Introducing the Internet2 Cloud Scorecard

Cloud Scorecard

One way R&E institutions are looking to manage the growth of cloud services on campus is through collaborative questionnaires. Panelists discussed the Cloud Scorecard as one new way the community can work on navigating a complicated ecosystem. 

At the Cloud Scorecard webinar on November 3 at 2 p.m. ET, the NET+ team is looking forward to talking about the community’s ability to acquire and deploy these services more efficiently.

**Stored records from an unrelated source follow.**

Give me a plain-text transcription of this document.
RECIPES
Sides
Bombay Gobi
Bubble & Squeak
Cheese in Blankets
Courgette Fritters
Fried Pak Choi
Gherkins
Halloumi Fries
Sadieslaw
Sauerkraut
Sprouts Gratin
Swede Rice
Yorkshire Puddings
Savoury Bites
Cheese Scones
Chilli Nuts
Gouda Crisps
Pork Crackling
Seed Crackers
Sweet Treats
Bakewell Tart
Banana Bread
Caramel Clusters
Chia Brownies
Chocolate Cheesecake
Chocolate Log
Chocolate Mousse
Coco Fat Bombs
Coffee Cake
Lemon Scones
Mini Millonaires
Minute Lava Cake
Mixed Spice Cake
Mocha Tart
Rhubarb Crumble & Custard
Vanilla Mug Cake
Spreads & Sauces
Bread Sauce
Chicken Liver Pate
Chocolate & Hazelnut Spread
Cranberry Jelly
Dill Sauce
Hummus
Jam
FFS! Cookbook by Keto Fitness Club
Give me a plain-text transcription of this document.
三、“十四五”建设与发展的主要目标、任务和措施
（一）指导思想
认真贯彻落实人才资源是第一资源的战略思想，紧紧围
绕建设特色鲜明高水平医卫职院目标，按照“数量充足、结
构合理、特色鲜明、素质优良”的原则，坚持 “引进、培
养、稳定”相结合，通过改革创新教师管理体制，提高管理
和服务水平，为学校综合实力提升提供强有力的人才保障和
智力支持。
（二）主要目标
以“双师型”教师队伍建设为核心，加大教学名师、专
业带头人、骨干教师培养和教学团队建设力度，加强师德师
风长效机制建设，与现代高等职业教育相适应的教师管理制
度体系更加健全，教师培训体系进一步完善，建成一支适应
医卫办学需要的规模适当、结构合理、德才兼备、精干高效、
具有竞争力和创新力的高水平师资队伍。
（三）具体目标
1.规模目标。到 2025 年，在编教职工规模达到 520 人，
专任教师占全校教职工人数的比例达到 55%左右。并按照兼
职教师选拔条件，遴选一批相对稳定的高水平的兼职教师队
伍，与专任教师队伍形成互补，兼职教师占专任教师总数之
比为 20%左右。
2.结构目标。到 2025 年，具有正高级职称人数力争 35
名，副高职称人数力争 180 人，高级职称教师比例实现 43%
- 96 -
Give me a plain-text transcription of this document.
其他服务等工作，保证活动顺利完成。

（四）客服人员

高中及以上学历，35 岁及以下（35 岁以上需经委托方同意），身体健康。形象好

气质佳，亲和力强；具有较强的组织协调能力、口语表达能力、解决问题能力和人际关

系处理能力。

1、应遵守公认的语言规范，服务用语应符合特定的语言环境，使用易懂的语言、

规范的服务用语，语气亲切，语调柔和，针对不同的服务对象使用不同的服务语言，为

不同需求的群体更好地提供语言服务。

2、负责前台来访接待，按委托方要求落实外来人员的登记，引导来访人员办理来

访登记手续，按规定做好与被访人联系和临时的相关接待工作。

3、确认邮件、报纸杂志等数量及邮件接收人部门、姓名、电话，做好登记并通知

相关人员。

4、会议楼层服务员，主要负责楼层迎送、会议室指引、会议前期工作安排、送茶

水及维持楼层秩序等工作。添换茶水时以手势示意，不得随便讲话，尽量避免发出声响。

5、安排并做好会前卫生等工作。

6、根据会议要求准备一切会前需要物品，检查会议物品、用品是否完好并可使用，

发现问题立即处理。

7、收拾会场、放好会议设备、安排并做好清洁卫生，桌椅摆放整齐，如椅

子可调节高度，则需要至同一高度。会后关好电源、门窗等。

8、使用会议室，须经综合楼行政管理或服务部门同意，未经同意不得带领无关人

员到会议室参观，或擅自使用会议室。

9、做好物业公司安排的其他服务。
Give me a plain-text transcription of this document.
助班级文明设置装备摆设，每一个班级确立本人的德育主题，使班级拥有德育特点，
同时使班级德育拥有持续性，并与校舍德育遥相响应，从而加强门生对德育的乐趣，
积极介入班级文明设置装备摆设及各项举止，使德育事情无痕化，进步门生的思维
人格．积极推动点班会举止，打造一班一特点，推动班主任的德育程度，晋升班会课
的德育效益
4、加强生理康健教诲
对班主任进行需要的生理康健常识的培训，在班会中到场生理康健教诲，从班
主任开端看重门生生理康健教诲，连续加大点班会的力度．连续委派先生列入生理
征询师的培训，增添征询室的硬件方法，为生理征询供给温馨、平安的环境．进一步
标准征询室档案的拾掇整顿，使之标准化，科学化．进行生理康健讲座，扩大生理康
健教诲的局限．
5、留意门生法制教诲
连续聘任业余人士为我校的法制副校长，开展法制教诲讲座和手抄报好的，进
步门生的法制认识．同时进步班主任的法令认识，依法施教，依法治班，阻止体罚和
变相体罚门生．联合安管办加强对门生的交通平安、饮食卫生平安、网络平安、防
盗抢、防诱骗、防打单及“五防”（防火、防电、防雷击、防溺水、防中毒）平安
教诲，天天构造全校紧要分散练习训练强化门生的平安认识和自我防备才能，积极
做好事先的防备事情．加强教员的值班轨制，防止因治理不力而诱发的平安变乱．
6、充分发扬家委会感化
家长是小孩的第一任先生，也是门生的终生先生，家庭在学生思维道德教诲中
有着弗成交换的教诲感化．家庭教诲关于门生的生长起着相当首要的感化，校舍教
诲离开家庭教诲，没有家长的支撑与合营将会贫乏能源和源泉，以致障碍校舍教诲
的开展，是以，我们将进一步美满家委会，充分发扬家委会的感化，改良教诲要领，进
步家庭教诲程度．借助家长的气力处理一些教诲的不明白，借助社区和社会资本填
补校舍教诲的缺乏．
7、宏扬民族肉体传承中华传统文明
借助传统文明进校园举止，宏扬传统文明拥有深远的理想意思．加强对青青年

Future Community Convening and Efforts

November 2021 TechExtra logo

Finally, NET+ organizers are thinking about how to convene differently. They are balancing the challenge of hosting larger meetings across higher education about NET+ services within supportive, small groups. Internet2 will continue to host events to further these conversations and cultivate resources within the community.

An example of one of these meetings that impacts the community is the Cornell Cloud Forum. Since 2015, the Cloud Forum has been the place where higher education cloud leadership meets to share their successes and failures, ask tough questions, and seek consensus on best practices. This year several Cloud Forum sessions will be part of TechEXtra virtual events including lightning talks and research presentations for the Cloud Infrastructure and Services track on November 16-18.